Pianist Jeremy Denk and violinist Stefan Jackiw's performance of the first movement of Charles Ives's Violin Sonata No. 4 ("Children’s Day at the Camp Meeting"), from the upcoming album Ives Denk, is out now. Ives Denk, due October 18 in celebration of the 150th anniversary of Ives’ birth, features the composer’s four violin sonatas, performed with Jackiw, as well as remastered versions of his Sonatas No. 1 and 2 for piano, from Denk’s 2010 debut recording, Jeremy Denk Plays Ives.
Pianist Jeremy Denk and violinist Stefan Jackiw's performance of the first movement of Charles Ives's Violin Sonata No. 4 ("Children’s Day at the Camp Meeting"), from the upcoming album Ives Denk, is out now on Nonesuch Records. The pianist, known as a champion of Charles Ives, is acclaimed for his performances of the great American composer’s works. Ives Denk, due October 18 in celebration of the 150th anniversary of Ives’ birth, features the composer’s four violin sonatas, performed with Jackiw, as well as remastered versions of his Sonatas No. 1 and 2 for piano, from Denk’s 2010 debut recording, Jeremy Denk Plays Ives. You can hear the new track here, where you can also pre-order the album, and below.
In his liner note, Denk says that Ives’ “deepest dream was to create an original musical style, a fresh and uniquely American voice. He achieved this. But it was a voice most didn’t want to hear, and still don’t. He is one of history’s least popular populists ... Ives’ writings—especially the later ones, when he was in terrible physical decline—are ... often unhinged with anger, full of mean-spirited nicknames and simplistic binaries, they reflect some of the worst angles of America. One thing that saves Ives’ music from these dangers is his sense of humor, and his willingness to embrace failure.”
"A sonata about the intersection of piety and youthful pranks," Denk says of fourth sonata. "In the first movement, one group of children marches to a hymn; another boy dutifully practices his fugues. These styles interrupt and overlap wildly.

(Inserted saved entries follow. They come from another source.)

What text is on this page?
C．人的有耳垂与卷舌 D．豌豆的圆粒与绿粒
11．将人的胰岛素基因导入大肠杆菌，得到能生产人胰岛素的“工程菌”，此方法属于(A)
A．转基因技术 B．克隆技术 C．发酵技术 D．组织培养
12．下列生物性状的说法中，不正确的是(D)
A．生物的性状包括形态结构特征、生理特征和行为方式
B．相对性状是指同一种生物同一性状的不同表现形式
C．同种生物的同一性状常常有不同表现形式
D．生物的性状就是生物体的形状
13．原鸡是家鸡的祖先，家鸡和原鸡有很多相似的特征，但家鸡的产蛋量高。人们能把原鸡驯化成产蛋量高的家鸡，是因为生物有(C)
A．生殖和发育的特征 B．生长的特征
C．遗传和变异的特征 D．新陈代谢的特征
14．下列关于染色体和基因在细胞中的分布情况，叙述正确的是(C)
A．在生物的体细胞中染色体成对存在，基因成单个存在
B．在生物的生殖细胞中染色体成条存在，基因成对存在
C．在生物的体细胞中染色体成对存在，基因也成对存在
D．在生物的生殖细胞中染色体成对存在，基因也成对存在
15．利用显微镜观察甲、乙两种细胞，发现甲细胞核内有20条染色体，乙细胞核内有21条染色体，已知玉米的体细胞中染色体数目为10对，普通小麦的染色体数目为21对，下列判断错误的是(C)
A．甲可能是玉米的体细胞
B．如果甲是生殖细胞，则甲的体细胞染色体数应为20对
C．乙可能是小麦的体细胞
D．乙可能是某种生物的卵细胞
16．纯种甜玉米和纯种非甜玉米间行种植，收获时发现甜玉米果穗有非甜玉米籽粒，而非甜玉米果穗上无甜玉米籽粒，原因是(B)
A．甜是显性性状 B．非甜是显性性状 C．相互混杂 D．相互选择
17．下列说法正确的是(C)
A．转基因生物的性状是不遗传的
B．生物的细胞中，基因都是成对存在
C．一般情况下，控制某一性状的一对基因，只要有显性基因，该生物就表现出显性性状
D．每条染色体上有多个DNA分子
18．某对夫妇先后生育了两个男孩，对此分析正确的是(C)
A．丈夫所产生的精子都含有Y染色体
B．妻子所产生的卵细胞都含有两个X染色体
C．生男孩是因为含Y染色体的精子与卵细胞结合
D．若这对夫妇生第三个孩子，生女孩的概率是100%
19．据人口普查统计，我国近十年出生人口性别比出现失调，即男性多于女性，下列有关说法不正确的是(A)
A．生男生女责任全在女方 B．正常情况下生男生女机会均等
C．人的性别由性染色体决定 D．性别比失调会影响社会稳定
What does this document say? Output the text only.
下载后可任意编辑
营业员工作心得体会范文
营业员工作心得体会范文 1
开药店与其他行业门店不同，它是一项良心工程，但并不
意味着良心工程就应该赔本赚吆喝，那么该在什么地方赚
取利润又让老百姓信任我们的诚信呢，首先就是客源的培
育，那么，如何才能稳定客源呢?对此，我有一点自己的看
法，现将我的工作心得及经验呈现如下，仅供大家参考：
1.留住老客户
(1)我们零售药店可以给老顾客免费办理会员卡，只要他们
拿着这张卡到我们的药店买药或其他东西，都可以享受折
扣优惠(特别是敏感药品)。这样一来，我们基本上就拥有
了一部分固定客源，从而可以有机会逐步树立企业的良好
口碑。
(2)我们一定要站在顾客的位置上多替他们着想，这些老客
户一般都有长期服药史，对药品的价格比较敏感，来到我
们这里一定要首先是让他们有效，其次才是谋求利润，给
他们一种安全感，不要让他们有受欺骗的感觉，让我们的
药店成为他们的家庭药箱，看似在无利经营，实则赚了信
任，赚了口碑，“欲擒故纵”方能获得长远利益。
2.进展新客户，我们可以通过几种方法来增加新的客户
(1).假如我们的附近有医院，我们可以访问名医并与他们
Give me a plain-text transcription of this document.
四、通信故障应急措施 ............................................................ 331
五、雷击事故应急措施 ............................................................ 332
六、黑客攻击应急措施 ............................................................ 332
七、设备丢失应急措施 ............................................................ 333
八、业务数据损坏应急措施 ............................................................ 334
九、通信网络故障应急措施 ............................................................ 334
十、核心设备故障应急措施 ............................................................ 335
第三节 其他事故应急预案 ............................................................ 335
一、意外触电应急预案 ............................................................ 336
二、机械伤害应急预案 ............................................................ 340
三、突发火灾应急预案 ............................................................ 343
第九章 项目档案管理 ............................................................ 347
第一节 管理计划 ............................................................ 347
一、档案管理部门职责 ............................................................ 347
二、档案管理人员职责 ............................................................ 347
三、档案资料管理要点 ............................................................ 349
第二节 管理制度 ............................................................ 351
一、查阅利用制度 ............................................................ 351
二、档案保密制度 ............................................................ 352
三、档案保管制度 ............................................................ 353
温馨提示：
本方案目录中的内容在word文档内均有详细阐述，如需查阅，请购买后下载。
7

Ives quips that 'the loudest singers, and also those with the best voices, as is often the case, would sing most of the wrong notes.' The counterpoint thickens, until the Deacon rings a gong, and the kids innocently march off as if nothing had happened."
“Mr. Denk’s playing exuded affinity for Ives and vivid imagination," says the New York Times. "Mr. Jackiw, deftly balancing fervor and elegance, beautiful tone and earthy colorings, proved a comparably inspired Ivesian.”
“Denk is a multi-faceted, intelligent pianist, equally at home playing solo in recital or concertos with orchestra," says the Guardian, "a natural, instinctive educator with a rare ability to reach out to his audience.”
Jeremy Denk is one of America’s foremost pianists, proclaimed by the New York Times as “a pianist you want to hear no matter what he performs.” Denk is also a New York Times bestselling author, the recipient of both the MacArthur “Genius” Fellowship and the Avery Fisher Prize, and a member of the American Academy of Arts and Sciences.
In the 2024–25 season, Denk will continue his collaboration with longtime musical partners Joshua Bell and Steven Isserlis. This includes performances at the Tsindali Festival and Wigmore Hall, on the heels of his multi-concert artist residency at the Wigmore in 2023-24. Denk recently returned to the Lammermuir Festival in multiple performances, including the complete Ives violin sonatas with Maria Wloszczowska, and a solo recital featuring female composers from the past to the present day. He continues to perform this same solo program on tour across the US and will further his exploration of Bach in ongoing performances of the complete Partitas.
Denk’s latest album of Mozart piano concertos was released in 2021 on Nonesuch Records. The album was deemed “urgent and essential” by BBC Radio 3 and also was Classic FM's Album of the Week. His recording of the Goldberg Variations reached No. 1 on the Billboard Classical Charts, and his recording of Beethoven’s Piano Sonata Op. 111 paired with Ligeti’s Études was named one of the best discs of the year by the New Yorker, NPR, and the Washington Post, while his account of the Beethoven sonata was selected by BBC Radio 3’s Building a Library as the best available version recorded on modern piano. His New York Times bestselling memoir, Every Good Boy Does Fine, was published to universal acclaim in 2022.